Setting the bar continues to be a consistent theme in our work. In 2020, together with CSIRO, we released our next major report, Decarbonisation Futures: Solutions, actions and benchmarks for a net zero emissions Australia. New analysis modelled an ‘all-in’ scenario – which represented a large increase in ambition. In 2014 we’d found that Australia could reduce emissions by 50 per cent in 2030. By 2020, we saw that a 75 per cent reduction in emissions by 2030 was feasible, aligned with the more ambitious 1.5 degree goal of the Paris Agreement, which sees better outcomes for human health and biodiversity.
The Paris Agreement had committed signatories to limiting the rise in mean global temperature to ‘well below 2 degrees’, adding that limiting it to 1.5 degrees was ‘preferable’. Yet corporate and jurisdictional targets largely remained focused on 2 degrees. Given that a 2 degree target had also been central to our previous work, shifting our focus to 1.5 represented a major shift. But the data showed it was possible. So, in keeping with the intent of the Paris Agreement to continually ratchet ambitions, we reset the bar again.
Now, with the widely covered IPCC 6th Assessment report in August 2021 emphasising that every additional 0.5°C of warming is causing clearly discernible increases in the intensity and frequency of heatwaves, damaging rainfall, and droughts, the world can no longer reasonably argue a 2 degree case.
And as our CEO Anna Skarbek recently commented, when the Business Council of Australia came on board with this higher ambition, ‘the 1.5 degree pathway has become the new benchmark, not just the two degree one, and that makes it all move faster. We’ve seen the major international institutional investor groups now set that as their benchmark.
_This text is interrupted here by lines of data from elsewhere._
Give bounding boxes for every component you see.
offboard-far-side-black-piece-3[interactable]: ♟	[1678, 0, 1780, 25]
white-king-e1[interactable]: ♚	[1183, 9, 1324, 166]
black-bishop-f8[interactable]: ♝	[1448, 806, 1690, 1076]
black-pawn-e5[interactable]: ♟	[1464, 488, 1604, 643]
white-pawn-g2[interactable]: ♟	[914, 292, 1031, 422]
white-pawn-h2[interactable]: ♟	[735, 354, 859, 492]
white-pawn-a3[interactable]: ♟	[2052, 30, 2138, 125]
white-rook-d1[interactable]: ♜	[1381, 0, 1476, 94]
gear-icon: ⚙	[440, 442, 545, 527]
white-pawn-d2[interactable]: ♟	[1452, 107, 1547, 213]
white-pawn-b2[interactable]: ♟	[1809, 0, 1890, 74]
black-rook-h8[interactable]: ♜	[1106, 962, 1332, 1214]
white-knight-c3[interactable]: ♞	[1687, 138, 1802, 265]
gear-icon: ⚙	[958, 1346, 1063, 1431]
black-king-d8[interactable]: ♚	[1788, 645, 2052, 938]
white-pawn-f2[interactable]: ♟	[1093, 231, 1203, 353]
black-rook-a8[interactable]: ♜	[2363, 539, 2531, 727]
The Science Based Trajectories initiative is rebasing everything to one point five.’
Since Decarbonisation Futures’ release, our work is again reaching far and wide. Our methodology and findings have been quoted in business planning, government commitments, and the media. In October 2021 alone, media mentions showed Climateworks reached a potential audience of 293 million people, with talk of 1.5 degrees featuring significantly. Amplification of our work through the media most recently culminated in a November piece by ABC News which translated Climateworks’ analysis by sector, to show how we can get to net zero emissions and keep temperature below 1.5 degrees.
Consistently, our work is ahead of public debate. We uncover what is possible, set the ambition and support it with evidence. This influences discussion, building confidence that converts to decisions and action. By leading the way, we have the evidence and pathways ready to run with as soon as others come on board.
We were able to demonstrate this with our Net Zero Momentum Tracker Corporate Action for 1.5 degrees report, which drew the attention of sector-specific media including a leading manufacturing publication. Our States and Territory Climate Action analysis prompted RenewEconomy to state ‘Climateworks Australia put out a great short report a couple of weeks ago showing that if the government simply reflected the emissions reductions already committed to by states and territories, we would be putting forward a 37-42 per cent emissions reduction target for 2030.’